Mais "Gerry" est surtout une expérience sensorielle assez fabuleuse pour qui accepte de se laisser embarquer dans cette série de plans-séquence étirés jusqu'à l'hypnose où l'on voit ces deux jeunes garçons qui ont perdu leur chemin marcher, marcher, marcher et encore marcher dans d'époustouflants décors désertiques. La photographie est sublime et la bande-son, particulièrement travaillée que ce soit au niveau des bruitages (le crissement des pas par exemple) ou de la musique magnifique de Arvo PÄRT. S'agit-il d'ailleurs de deux personnages ou d'un seul qui sous l'effet de l'expérience limite qu'il est en train de vivre se dédouble?

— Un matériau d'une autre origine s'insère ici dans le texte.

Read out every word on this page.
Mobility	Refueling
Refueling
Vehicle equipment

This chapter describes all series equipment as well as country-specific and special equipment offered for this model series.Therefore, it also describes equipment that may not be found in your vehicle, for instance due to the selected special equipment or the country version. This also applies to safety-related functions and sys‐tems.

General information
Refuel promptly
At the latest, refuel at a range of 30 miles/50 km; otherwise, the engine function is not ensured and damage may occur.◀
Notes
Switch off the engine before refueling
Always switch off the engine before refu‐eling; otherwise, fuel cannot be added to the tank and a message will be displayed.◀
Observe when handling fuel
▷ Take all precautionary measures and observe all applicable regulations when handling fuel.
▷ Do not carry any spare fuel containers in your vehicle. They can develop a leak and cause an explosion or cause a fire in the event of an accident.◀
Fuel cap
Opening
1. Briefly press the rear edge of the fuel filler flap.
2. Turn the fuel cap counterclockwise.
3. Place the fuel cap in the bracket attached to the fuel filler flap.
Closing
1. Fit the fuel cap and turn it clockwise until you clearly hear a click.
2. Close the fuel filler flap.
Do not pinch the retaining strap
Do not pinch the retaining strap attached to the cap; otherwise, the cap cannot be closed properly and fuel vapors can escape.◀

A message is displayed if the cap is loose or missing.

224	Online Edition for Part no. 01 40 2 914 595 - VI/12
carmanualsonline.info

Le doute est d'autant plus permis qu'ils sont tous les deux surnommés "Gerry" (qui signifie "raté") et que comme dans toute histoire de passage à l'âge adulte, la métaphore de la gémellité sert à exprimer le sentiment de perte, symbolisée par la mort du Gerry joué par Casey AFFLECK (l'autre étant joué par Matt DAMON) .

Ce qui est également fascinant dans ce film, c'est qu'en dépit de son dépouillement et de son austérité extrême, en dépit des grands espaces, de la solitude, du silence et du vide qui dominent l'écran, il s'agit d'un film "plein", c'est à dire une antithèse de la vacuité véhiculée par tant de films commerciaux grands publics. Il y a d'abord l'observation prosaïque de la survie des Gerry en milieu hostile, leur progressive dégradation physique et morale sous les coups de boutoir de la faim, de la soif, de la chaleur, de la fatigue et du désespoir. Leur incapacité à dominer leur environnement est d'autant plus tangible qu'ils se sont engagés dans le désert démunis de tout. Par inconscience, par légèreté? Pas seulement. Car l'un des Gerry prononce une phrase clé "on se fait notre chemin à nous". Cette phrase fait le lien entre la dimension concrète, physique de l'expérience et sa dimension abstraite, philosophique et métaphysique (proche du film de Kubrick "2001, l'Odyssée de l'espace"). On peut y voir au-delà de la quête initiatique de l'adolescent qui erre à la recherche de sa place dans le monde le destin de l'humanité toute entière face à la nature, l'origine de la civilisation et son stade terminal.